07 April 2026

Tourist Traps

 

THE NAPA BOYS (C-minus) - There's nothing wrong, necessarily, with making a moronic movie. But it should be more than occasionally funny. And if you are going to go off the rails, find a better go-to gag than excessive bodily fluids.

 

 
 

The brainchild of its two stars -- check that: the idea of the two lead actors -- "Napa Boys" imagines a world in which a rag-tag group of "Scooby-Doo" wannabes enjoys a cult following as they traipse around wine country and help their pal Mitch compete for the top prize at a wine festial. Oh, and there's a mysterious Somellier whose amulet they have discovered. Or something like that.

Director Nick Corirossi is Jack Jr., the alpha male, and co-writer Armen Weitzman plays his buddy, Miles Jr., the ultimate beta cuck (his wife and daughter have died, LOL). They come off as an obnoxious, tone-deaf Greg Kinnear (Corirossi) and a mentally challenged Jason Schwartzman (Weitzman). I've never seen a deader crowd at a comedy; every 20 minutes or so you'd hear a chuckle in the sparsely attended cinema. A deadpan running gag has characters using the "Jr." after their names constantly, while others have descriptors instead of names -- such as Stifler's Brother (an amusing Jamar Malachi Neighbors) or the Mayor of Napa or the Milfonator (yuk-yuk). 

A few sad cameos from C-Listers raise the game of these D-Listers. That includes the micro-budget filmmaker's best friend, Ray Wise; comedian Natasha Leggero; the amusing Riki Lindhome; and Jason Mewes and Kevin Smith, reprising their hoary roles as Jay and Silent Bob from Smith's own awkward comedies from years ago. This has been described, generously, as a cross between "Sideways" and "American Pie," with the latter running away with the contest in a landslide. It is supposedly some high-concept meta-joke (it masquerades as the fourth in a series of franchise films), but it mostly comes off as sophomoric. 

NEIGHBORHOODS AT A CROSSROADS: WELLS PARK (2020) (B) - Local documentarian Anthony DellaFlora continued his series of profiles of Albuquerque neighborhoods with look back at the history of Wells Park, which provides a unique mix in the heart of the city: residential, industrial and homeless services. 

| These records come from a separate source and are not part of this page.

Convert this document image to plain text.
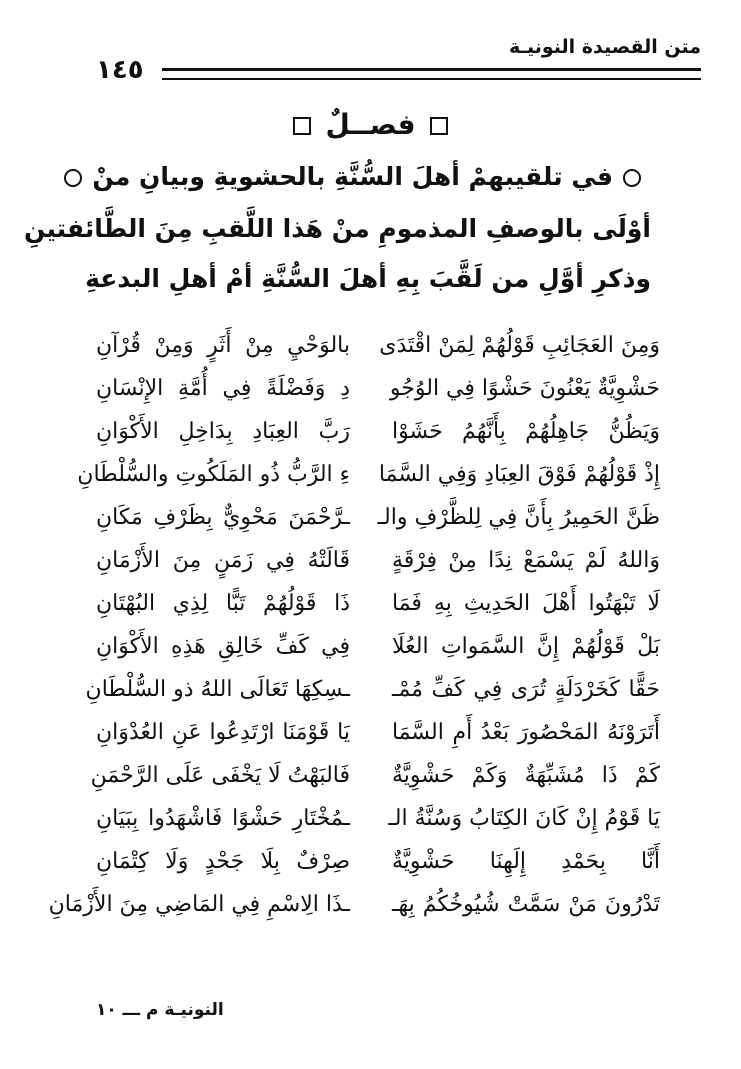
متن القصيدة النونيـة
١٤٥
فصــلٌ
في تلقيبهمْ أهلَ السُّنَّةِ بالحشويةِ وبيانِ منْ
أوْلَى بالوصفِ المذمومِ منْ هَذا اللَّقبِ مِنَ الطَّائفتينِ
وذكرِ أوَّلِ من لَقَّبَ بِهِ أهلَ السُّنَّةِ أمْ أهلِ البدعةِ
وَمِنَ العَجَائِبِ قَوْلُهُمْ لِمَنْ اقْتَدَى
بالوَحْيِ مِنْ أَثَرٍ وَمِنْ قُرْآنِ
حَشْوِيَّةٌ يَعْنُونَ حَشْوًا فِي الوُجُو
دِ وَفَضْلَةً فِي أُمَّةِ الإِنْسَانِ
وَيَظُنُّ جَاهِلُهُمْ بِأَنَّهُمُ حَشَوْا
رَبَّ العِبَادِ بِدَاخِلِ الأَكْوَانِ
إِذْ قَوْلُهُمْ فَوْقَ العِبَادِ وَفِي السَّمَا
ءِ الرَّبُّ ذُو المَلَكُوتِ والسُّلْطَانِ
ظَنَّ الحَمِيرُ بِأَنَّ فِي لِلظَّرْفِ والـ
ـرَّحْمَنَ مَحْوِيٌّ بِظَرْفِ مَكَانِ
وَاللهُ لَمْ يَسْمَعْ نِدًا مِنْ فِرْقَةٍ
قَالَتْهُ فِي زَمَنٍ مِنَ الأَزْمَانِ
لَا تَبْهَتُوا أَهْلَ الحَدِيثِ بِهِ فَمَا
ذَا قَوْلُهُمْ تَبًّا لِذِي البُهْتَانِ
بَلْ قَوْلُهُمْ إِنَّ السَّمَواتِ العُلَا
فِي كَفِّ خَالِقِ هَذِهِ الأَكْوَانِ
حَقًّا كَخَرْدَلَةٍ تُرَى فِي كَفِّ مُمْـ
ـسِكِهَا تَعَالَى اللهُ ذو السُّلْطَانِ
أَتَرَوْنَهُ المَحْصُورَ بَعْدُ أَمِ السَّمَا
يَا قَوْمَنَا ارْتَدِعُوا عَنِ العُدْوَانِ
كَمْ ذَا مُشَبِّهَةٌ وَكَمْ حَشْوِيَّةٌ
فَالبَهْتُ لَا يَخْفَى عَلَى الرَّحْمَنِ
يَا قَوْمُ إِنْ كَانَ الكِتَابُ وَسُنَّةُ الـ
ـمُخْتَارِ حَشْوًا فَاشْهَدُوا بِبَيَانِ
أَنَّا بِحَمْدِ إِلَهِنَا حَشْوِيَّةٌ
صِرْفٌ بِلَا جَحْدٍ وَلَا كِتْمَانِ
تَدْرُونَ مَنْ سَمَّتْ شُيُوخُكُمُ بِهَـ
ـذَا الِاسْمِ فِي المَاضِي مِنَ الأَزْمَانِ
النونيـة م ـــ ١٠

This probably came at the nadir of the homeless inundation six years ago, a problem that has eased in recent years with the revival of the neighborhood's namesake park at Sixth and Mountain, where kids and dogs were running around and basketball players were sieging the hard court during this week's screening of the 46-minute film next door at the Johnny Tapia Community Center. Tapia gets his due in the documentary, the troubled boxer having cut his teeth in the working-class neighborhood in the 1970s and '80s.

Two couples -- Jessie and Fred Sais and Claudette and Leo Romero -- handle the bulk of the reminiscing, all of them at some point central to the formation of the Wells Park Neighborhood Association in the mid-1990s, a move credited with addressing the blight and decay that had been plaguing the area ever since the urban-renewal movement of the 1960s. That includes significant cleanup of the environmental hazards created by the sawmills and public utility.

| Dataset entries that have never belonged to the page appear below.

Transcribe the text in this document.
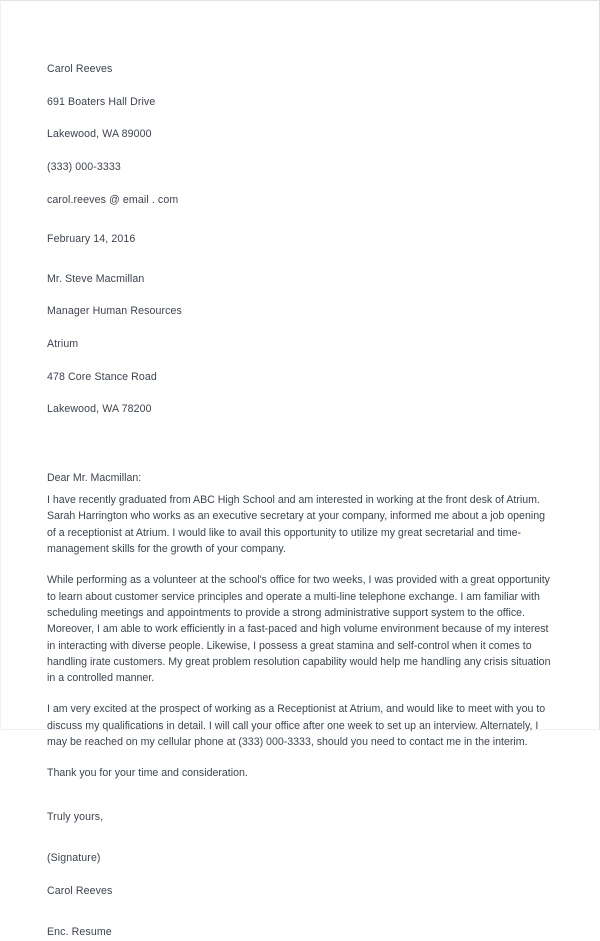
Carol Reeves

691 Boaters Hall Drive

Lakewood, WA 89000

(333) 000-3333

carol.reeves @ email . com

February 14, 2016

Mr. Steve Macmillan

Manager Human Resources

Atrium

478 Core Stance Road

Lakewood, WA 78200

Dear Mr. Macmillan:

I have recently graduated from ABC High School and am interested in working at the front desk of Atrium. Sarah Harrington who works as an executive secretary at your company, informed me about a job opening of a receptionist at Atrium. I would like to avail this opportunity to utilize my great secretarial and time-management skills for the growth of your company.

While performing as a volunteer at the school's office for two weeks, I was provided with a great opportunity to learn about customer service principles and operate a multi-line telephone exchange. I am familiar with scheduling meetings and appointments to provide a strong administrative support system to the office. Moreover, I am able to work efficiently in a fast-paced and high volume environment because of my interest in interacting with diverse people. Likewise, I possess a great stamina and self-control when it comes to handling irate customers. My great problem resolution capability would help me handling any crisis situation in a controlled manner.

I am very excited at the prospect of working as a Receptionist at Atrium, and would like to meet with you to discuss my qualifications in detail. I will call your office after one week to set up an interview. Alternately, I may be reached on my cellular phone at (333) 000-3333, should you need to contact me in the interim.

Thank you for your time and consideration.

Truly yours,

(Signature)

Carol Reeves

Enc. Resume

DellaFlora makes expert use of archival photos and yellowed documents. He digs out interesting stories, including one from Jesse Herron, owner of what was once a rowdy brothel at the turn of the 20th century (called, believe it or not, the Swastika Saloon) and now is a quaint inn called the Painted Lady, which revives the old house of ill repute in spirit if not in practice. Local Ken Salazar recalls handling the solo evening shift at the family-owned gas station as a kid to give his dad a break. We get a solid overview of the Chicano rights movement led by Reis Tijerina (who ran for governor in 1968). It's a fine mix of memory-lane traipsing and analysis of the phases of a city neighborhood. (Available on YouTube.)